One in five business owners indicate that cashflow issues are the norm rather than the exception so if you find yourself struggling then you’re certainly not alone.
There are many different issues that can cause cashflow problems but so long as you have a profitable business plan these can all be solved and there are some key things that you can do as follows:
1. Put In Place An Effective Credit Control System
This does not need to be complicated.
Firstly you should credit check potential new customers and a quick and easy way to do this in a couple of minutes is by using online tools such as Creditfocus or Creditsafe or similar. This will reduce the likelihood of taking on board clients that are unlikely to pay you. Then, don’t offer any one client too much credit to leave you exposed to a potential bad debt.

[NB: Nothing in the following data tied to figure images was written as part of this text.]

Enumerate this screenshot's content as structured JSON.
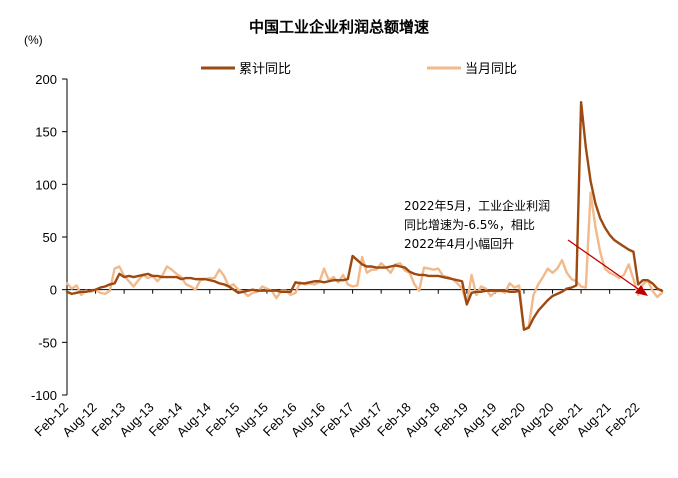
{
  "chart_data": {
    "type": "line",
    "title": "中国工业企业利润总额增速",
    "unit_label": "(%)",
    "ylim": [
      -100,
      200
    ],
    "yticks": [
      -100,
      -50,
      0,
      50,
      100,
      150,
      200
    ],
    "xtick_labels": [
      "Feb-12",
      "Aug-12",
      "Feb-13",
      "Aug-13",
      "Feb-14",
      "Aug-14",
      "Feb-15",
      "Aug-15",
      "Feb-16",
      "Aug-16",
      "Feb-17",
      "Aug-17",
      "Feb-18",
      "Aug-18",
      "Feb-19",
      "Aug-19",
      "Feb-20",
      "Aug-20",
      "Feb-21",
      "Aug-21",
      "Feb-22"
    ],
    "legend_position": "top",
    "grid": false,
    "series": [
      {
        "name": "累计同比",
        "color": "#9C4A12",
        "values": [
          -2,
          -4,
          -3,
          -2,
          -2,
          -1,
          0,
          2,
          3,
          5,
          6,
          15,
          12,
          13,
          12,
          13,
          14,
          15,
          13,
          13,
          12,
          12,
          12,
          12,
          10,
          11,
          11,
          10,
          10,
          10,
          9,
          8,
          6,
          5,
          3,
          0,
          -3,
          -2,
          -1,
          0,
          -1,
          -1,
          -1,
          -1,
          -1,
          -2,
          -2,
          -2,
          7,
          6,
          6,
          7,
          8,
          8,
          7,
          8,
          9,
          9,
          9,
          10,
          32,
          28,
          24,
          22,
          22,
          21,
          21,
          21,
          22,
          23,
          22,
          21,
          17,
          15,
          14,
          14,
          13,
          13,
          13,
          12,
          11,
          10,
          9,
          8,
          -14,
          -3,
          -2,
          -2,
          -1,
          -1,
          -1,
          -1,
          -1,
          -2,
          -2,
          -1,
          -38,
          -36,
          -27,
          -20,
          -15,
          -10,
          -6,
          -4,
          -2,
          1,
          2,
          4,
          178,
          135,
          103,
          82,
          68,
          59,
          52,
          47,
          44,
          41,
          38,
          36,
          5,
          9,
          9,
          6,
          1,
          -1
        ]
      },
      {
        "name": "当月同比",
        "color": "#F2B98A",
        "values": [
          6,
          1,
          4,
          -5,
          -1,
          -2,
          0,
          -3,
          -4,
          -1,
          20,
          22,
          13,
          8,
          3,
          9,
          14,
          11,
          13,
          8,
          13,
          22,
          19,
          15,
          12,
          5,
          3,
          0,
          9,
          10,
          11,
          11,
          19,
          13,
          3,
          5,
          0,
          -2,
          -6,
          -3,
          -2,
          3,
          1,
          -1,
          -8,
          -1,
          -1,
          -5,
          -3,
          7,
          5,
          6,
          5,
          7,
          20,
          9,
          12,
          7,
          14,
          5,
          3,
          4,
          31,
          16,
          19,
          19,
          25,
          21,
          16,
          24,
          25,
          18,
          16,
          5,
          -1,
          21,
          20,
          19,
          20,
          13,
          12,
          10,
          6,
          1,
          -14,
          14,
          -5,
          3,
          1,
          -6,
          -2,
          -1,
          -3,
          6,
          2,
          4,
          -38,
          -35,
          -5,
          5,
          12,
          20,
          16,
          20,
          28,
          16,
          10,
          8,
          3,
          2,
          92,
          60,
          36,
          20,
          16,
          14,
          11,
          14,
          24,
          10,
          -5,
          5,
          9,
          -1,
          -7,
          -3
        ]
      }
    ],
    "annotation": {
      "lines": [
        "2022年5月，工业企业利润",
        "同比增速为-6.5%，相比",
        "2022年4月小幅回升"
      ]
    }
  }
}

You should use some decent accounting software where you can quickly and easily invoice your clients as well as automatically setting in place invoice reminders at planned stages.
You should issue your invoices promptly to clients and agree short payment terms in your agreed contract – there’s no need to offer 30 days payment terms, these terms are up to you and I’d suggest 7 days if you are offering credit.

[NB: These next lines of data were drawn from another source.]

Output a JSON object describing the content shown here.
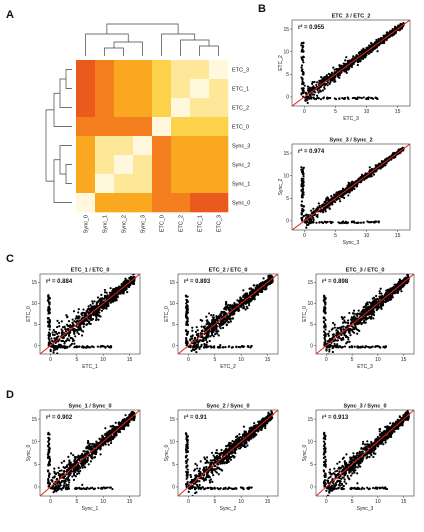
{
  "panel_labels": [
    "A",
    "B",
    "C",
    "D"
  ],
  "chart_data": [
    {
      "type": "heatmap",
      "panel": "A",
      "rows": [
        "ETC_3",
        "ETC_1",
        "ETC_2",
        "ETC_0",
        "Sync_3",
        "Sync_2",
        "Sync_1",
        "Sync_0"
      ],
      "columns": [
        "Sync_0",
        "Sync_1",
        "Sync_2",
        "Sync_3",
        "ETC_0",
        "ETC_2",
        "ETC_1",
        "ETC_3"
      ],
      "values": [
        [
          0.15,
          0.4,
          0.45,
          0.45,
          0.75,
          0.85,
          0.85,
          1.0
        ],
        [
          0.2,
          0.4,
          0.45,
          0.45,
          0.75,
          0.85,
          1.0,
          0.85
        ],
        [
          0.25,
          0.4,
          0.45,
          0.45,
          0.75,
          1.0,
          0.85,
          0.85
        ],
        [
          0.3,
          0.3,
          0.3,
          0.3,
          1.0,
          0.75,
          0.75,
          0.75
        ],
        [
          0.45,
          0.8,
          0.8,
          1.0,
          0.3,
          0.45,
          0.45,
          0.45
        ],
        [
          0.45,
          0.85,
          1.0,
          0.8,
          0.3,
          0.45,
          0.45,
          0.45
        ],
        [
          0.45,
          1.0,
          0.85,
          0.8,
          0.3,
          0.45,
          0.45,
          0.45
        ],
        [
          1.0,
          0.45,
          0.45,
          0.45,
          0.3,
          0.3,
          0.25,
          0.2
        ]
      ],
      "colormap": [
        "#fff8dc",
        "#ffe79a",
        "#fcd24a",
        "#f9a820",
        "#f47f1f",
        "#ea5a1d",
        "#dc3a18"
      ],
      "dendrograms": [
        "top",
        "left"
      ]
    },
    {
      "type": "scatter",
      "panel": "B",
      "title": "ETC_3 / ETC_2",
      "r2": "r² = 0.955",
      "xlabel": "ETC_3",
      "ylabel": "ETC_2",
      "xticks": [
        0,
        5,
        10,
        15
      ],
      "yticks": [
        0,
        5,
        10,
        15
      ],
      "xlim": [
        -2,
        17
      ],
      "ylim": [
        -2,
        17
      ],
      "spread": 0.9
    },
    {
      "type": "scatter",
      "panel": "B",
      "title": "Sync_3 / Sync_2",
      "r2": "r² = 0.974",
      "xlabel": "Sync_3",
      "ylabel": "Sync_2",
      "xticks": [
        0,
        5,
        10,
        15
      ],
      "yticks": [
        0,
        5,
        10,
        15
      ],
      "xlim": [
        -2,
        17
      ],
      "ylim": [
        -2,
        17
      ],
      "spread": 0.7
    },
    {
      "type": "scatter",
      "panel": "C",
      "title": "ETC_1 / ETC_0",
      "r2": "r² = 0.884",
      "xlabel": "ETC_1",
      "ylabel": "ETC_0",
      "xticks": [
        0,
        5,
        10,
        15
      ],
      "yticks": [
        0,
        5,
        10,
        15
      ],
      "xlim": [
        -2,
        17
      ],
      "ylim": [
        -2,
        17
      ],
      "spread": 1.8
    },
    {
      "type": "scatter",
      "panel": "C",
      "title": "ETC_2 / ETC_0",
      "r2": "r² = 0.893",
      "xlabel": "ETC_2",
      "ylabel": "ETC_0",
      "xticks": [
        0,
        5,
        10,
        15
      ],
      "yticks": [
        0,
        5,
        10,
        15
      ],
      "xlim": [
        -2,
        17
      ],
      "ylim": [
        -2,
        17
      ],
      "spread": 1.7
    },
    {
      "type": "scatter",
      "panel": "C",
      "title": "ETC_3 / ETC_0",
      "r2": "r² = 0.898",
      "xlabel": "ETC_3",
      "ylabel": "ETC_0",
      "xticks": [
        0,
        5,
        10,
        15
      ],
      "yticks": [
        0,
        5,
        10,
        15
      ],
      "xlim": [
        -2,
        17
      ],
      "ylim": [
        -2,
        17
      ],
      "spread": 1.6
    },
    {
      "type": "scatter",
      "panel": "D",
      "title": "Sync_1 / Sync_0",
      "r2": "r² = 0.902",
      "xlabel": "Sync_1",
      "ylabel": "Sync_0",
      "xticks": [
        0,
        5,
        10,
        15
      ],
      "yticks": [
        0,
        5,
        10,
        15
      ],
      "xlim": [
        -2,
        17
      ],
      "ylim": [
        -2,
        17
      ],
      "spread": 1.6
    },
    {
      "type": "scatter",
      "panel": "D",
      "title": "Sync_2 / Sync_0",
      "r2": "r² = 0.91",
      "xlabel": "Sync_2",
      "ylabel": "Sync_0",
      "xticks": [
        0,
        5,
        10,
        15
      ],
      "yticks": [
        0,
        5,
        10,
        15
      ],
      "xlim": [
        -2,
        17
      ],
      "ylim": [
        -2,
        17
      ],
      "spread": 1.5
    },
    {
      "type": "scatter",
      "panel": "D",
      "title": "Sync_3 / Sync_0",
      "r2": "r² = 0.913",
      "xlabel": "Sync_3",
      "ylabel": "Sync_0",
      "xticks": [
        0,
        5,
        10,
        15
      ],
      "yticks": [
        0,
        5,
        10,
        15
      ],
      "xlim": [
        -2,
        17
      ],
      "ylim": [
        -2,
        17
      ],
      "spread": 1.5
    }
  ],
  "colors": {
    "points": "#000000",
    "fit_line": "#e0231c",
    "axis": "#333333"
  }
}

Plus, always negotiate longer payment terms with your suppliers as you feel appropriate.
2. Use A Direct Debit Service To Collect Payments
For consultancies and professional services companies in the business to business sector using a direct debit provider to collect payments is a fantastic thing to implement that can transform your credit control and cashflow. We recommend GoCardless and have used it for years with superb results, as have many of our clients.
Once you have your clients on direct debit then payments can be automated or raised manually for varied amounts and you can predict exactly when your revenues are arriving into your bank account. So you’re not reliant on the whim of when your client gets round to paying you and don’t need to spend lots of time chasing payments and worrying about when debts are going to be settled.
3. Keep Your Books Accurate And Up To Date
It may sound obvious but if you don’t keep your bookkeeping records up to date then how are you supposed to be able to predict what’s going to happen with your cashflow? You really need to know how much you owe, when you should be paying, how much you are owed, and when you are going to receive the amounts due. This is key since you can’t see what’s going on without accurate bookkeeping records as a minimum. Having out of date financial records is not much use to you when you’re focussing on cashflow.
4. Focus On Cashflow Management As Well As Profits
Of course, ultimately you want your business to make good profits but good cashflow is vital to keep the company going to allow you to build those profits and successfully grow the business.
So you’ll need to keep a regular eye on cashflow and produce regular cashflow statements to keep in full control of things and to effectively plan your growth. You should use good accounting software capable of producing clear cashflow statements and use the expertise of your accountant or business advisor where needed.
5. Build A Cash Reserve Or Have An Accessible Line Of Credit
Ideally you’ll want to have some sort of cash “buffer” in the bank to ease through any tricky months but if this isn’t possible then you should make sure that you have some back up line of credit such as an overdraft or company credit cards already in place. Then you don’t need to stress as much if there are short periods where things are tight.
6. Consider Raising Your Prices
It’s obvious that increasing your revenue will improve your cashflow but increasing your revenue you may think is easier said than done. Clearly raising your prices will increase your revenue (as well as improve your profits) and it’s something that can be implemented quite quickly without affecting how you run your business. Pricing isn’t an exact science and your customers may well be prepared to pay you significantly more than you think if you’re providing a valuable service offering. It’s something you could easily test on some of your services if not the whole spectrum, or on a sector of your customers.
Adding additional new revenue streams from new service offerings (perhaps to existing clients) is also something that could of course increase your revenues and hence improve cashflow.
So if you’re one of the many small business owners who experience cashflow difficulties from time to time you can see that there are many things that you can potentially do to overcome the problem. Make sure you don’t bury your head in the sand and hope things will get better. Take action, focus on 1 or 2 or more of the points above and solve the problem right away.